Today I had a revelation: it’s only when I’m alone that I can focus on me. As I ran twelve miles today, I thought about why I prefer to run alone. My Love is always there but usually way ahead of me and I prefer it that way…

Today I realized why…I am a natural empathizer…I feel this makes me a solid friend, a good mom, and a caring wife…but not so good at being in tune with myself…

If anyone else is around, I immediately tune in to them instead. For the most part this is all good for me. However, when I am struggling emotionally or physically, I tend to want to be alone, although others want to support me and I love them for that. I find that in alone is the only place I can truly find me without being influenced.

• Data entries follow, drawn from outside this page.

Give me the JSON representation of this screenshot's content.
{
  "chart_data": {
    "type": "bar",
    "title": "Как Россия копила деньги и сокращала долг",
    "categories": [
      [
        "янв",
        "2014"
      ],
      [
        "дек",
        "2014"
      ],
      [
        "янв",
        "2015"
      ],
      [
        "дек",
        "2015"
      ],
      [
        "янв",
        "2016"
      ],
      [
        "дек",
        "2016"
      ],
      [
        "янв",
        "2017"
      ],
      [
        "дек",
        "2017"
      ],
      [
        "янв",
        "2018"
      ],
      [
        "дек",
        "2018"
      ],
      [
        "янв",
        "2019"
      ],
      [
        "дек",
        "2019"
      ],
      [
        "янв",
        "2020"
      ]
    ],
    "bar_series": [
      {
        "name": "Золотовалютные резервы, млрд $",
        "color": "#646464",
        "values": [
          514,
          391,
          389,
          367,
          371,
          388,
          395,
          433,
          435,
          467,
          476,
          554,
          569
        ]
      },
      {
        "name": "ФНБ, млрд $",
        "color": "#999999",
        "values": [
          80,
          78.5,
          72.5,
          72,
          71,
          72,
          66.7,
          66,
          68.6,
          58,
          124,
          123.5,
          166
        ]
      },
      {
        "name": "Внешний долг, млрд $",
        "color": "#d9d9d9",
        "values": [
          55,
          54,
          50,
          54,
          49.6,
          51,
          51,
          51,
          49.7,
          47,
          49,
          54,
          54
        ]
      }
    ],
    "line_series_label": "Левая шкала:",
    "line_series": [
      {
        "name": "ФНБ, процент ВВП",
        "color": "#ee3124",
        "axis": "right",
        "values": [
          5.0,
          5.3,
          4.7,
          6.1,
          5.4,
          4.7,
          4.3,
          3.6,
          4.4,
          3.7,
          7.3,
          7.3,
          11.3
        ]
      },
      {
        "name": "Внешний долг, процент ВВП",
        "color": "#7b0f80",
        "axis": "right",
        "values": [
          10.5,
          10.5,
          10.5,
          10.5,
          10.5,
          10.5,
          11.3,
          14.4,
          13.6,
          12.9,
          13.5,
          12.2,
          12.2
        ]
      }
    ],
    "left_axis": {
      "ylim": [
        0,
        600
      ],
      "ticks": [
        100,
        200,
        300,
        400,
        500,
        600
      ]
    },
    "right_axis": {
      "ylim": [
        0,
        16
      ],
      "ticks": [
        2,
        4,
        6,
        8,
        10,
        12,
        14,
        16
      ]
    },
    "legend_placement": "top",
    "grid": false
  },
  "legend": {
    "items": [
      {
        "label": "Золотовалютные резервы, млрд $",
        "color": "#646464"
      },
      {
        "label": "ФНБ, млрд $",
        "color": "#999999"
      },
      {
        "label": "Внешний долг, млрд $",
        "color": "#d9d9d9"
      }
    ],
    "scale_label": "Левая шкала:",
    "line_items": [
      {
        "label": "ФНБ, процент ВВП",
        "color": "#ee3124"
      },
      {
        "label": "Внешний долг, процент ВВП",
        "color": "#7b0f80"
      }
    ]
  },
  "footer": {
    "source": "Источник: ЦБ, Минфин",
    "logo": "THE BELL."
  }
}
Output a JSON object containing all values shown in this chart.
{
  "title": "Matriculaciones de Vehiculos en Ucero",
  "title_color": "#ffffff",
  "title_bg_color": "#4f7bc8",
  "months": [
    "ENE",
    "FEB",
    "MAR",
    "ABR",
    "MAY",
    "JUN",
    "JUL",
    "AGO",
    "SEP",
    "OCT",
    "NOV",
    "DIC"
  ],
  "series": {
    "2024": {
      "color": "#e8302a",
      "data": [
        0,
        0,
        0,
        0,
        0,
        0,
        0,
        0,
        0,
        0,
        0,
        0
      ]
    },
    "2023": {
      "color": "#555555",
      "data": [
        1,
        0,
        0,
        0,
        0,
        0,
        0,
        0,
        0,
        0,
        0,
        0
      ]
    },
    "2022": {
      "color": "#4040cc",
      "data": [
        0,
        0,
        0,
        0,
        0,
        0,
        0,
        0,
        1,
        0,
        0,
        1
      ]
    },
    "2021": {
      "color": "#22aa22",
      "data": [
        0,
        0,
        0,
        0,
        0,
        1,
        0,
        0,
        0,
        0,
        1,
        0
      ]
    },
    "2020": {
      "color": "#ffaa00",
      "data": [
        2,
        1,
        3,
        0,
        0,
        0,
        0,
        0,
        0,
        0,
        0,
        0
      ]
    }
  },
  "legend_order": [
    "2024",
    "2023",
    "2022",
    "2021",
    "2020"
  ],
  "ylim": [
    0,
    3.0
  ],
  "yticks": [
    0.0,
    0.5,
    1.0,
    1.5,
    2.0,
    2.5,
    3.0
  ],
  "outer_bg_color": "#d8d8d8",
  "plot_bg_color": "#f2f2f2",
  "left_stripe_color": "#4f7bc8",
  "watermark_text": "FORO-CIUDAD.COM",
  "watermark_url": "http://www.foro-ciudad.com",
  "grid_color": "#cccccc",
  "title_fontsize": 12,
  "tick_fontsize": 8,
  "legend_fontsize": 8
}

Maybe I am a bit of an introvert after all…mind blown 🙂

Day #12

Maybe it was the dreary weather for the third day in a row. Or maybe the lack of energy in my bones.

But today just seemed dark from the beginning.

Now I’m not a person who spends much thought or emotion on the darker side of things. I’m a glass half full kinda girl. I avoid scary places, movies, and books. I love parties and romance and magical thinking (such as fairies have to be real somewhere!).

But today I heard stories of manipulations so vast they steal souls, and saw hints of abuse haunting a little girls eyes. I witnessed a shell of a man who’s only wish is family. And I walked at dusk…

My mindset while walking was grim. I was alone and it was getting dark. I was a little nervous because I was at a public park. I was pissed that as a woman I felt the need to look over my shoulder to make sure I was safe. I kept my phone close and my keys closer. Some days no matter how hard I try to sugarcoat it, it’s just a shitty world at there.

But I walked anyway and the path led me around and back to my car and safety again. I never stopped walking and I never let the fear drive me to madness. And I never once thought about quitting.

I realized as I sat in my warm, safe, happy-music-car…

that this was much like life…

We go out into a scary world, bump into terrifying truths, and occasionally are ripped to shreds by horrific events, but the path continues and its our choice to lay down and die or to keep walking, even trudging, to a place of safety.

I am one of the lucky ones. I have a lovely home with food and warmth and laughter and family. No matter what darkness comes–I have a safe, soft place to land.

But not all are so lucky, gentle readers–maybe not even you. And so, I plead that we tread lightly with one another. Because your walk in the park might be another someone’s darkest trails…A gravel path vanishing into a spooky dusk background, with barren grass all around.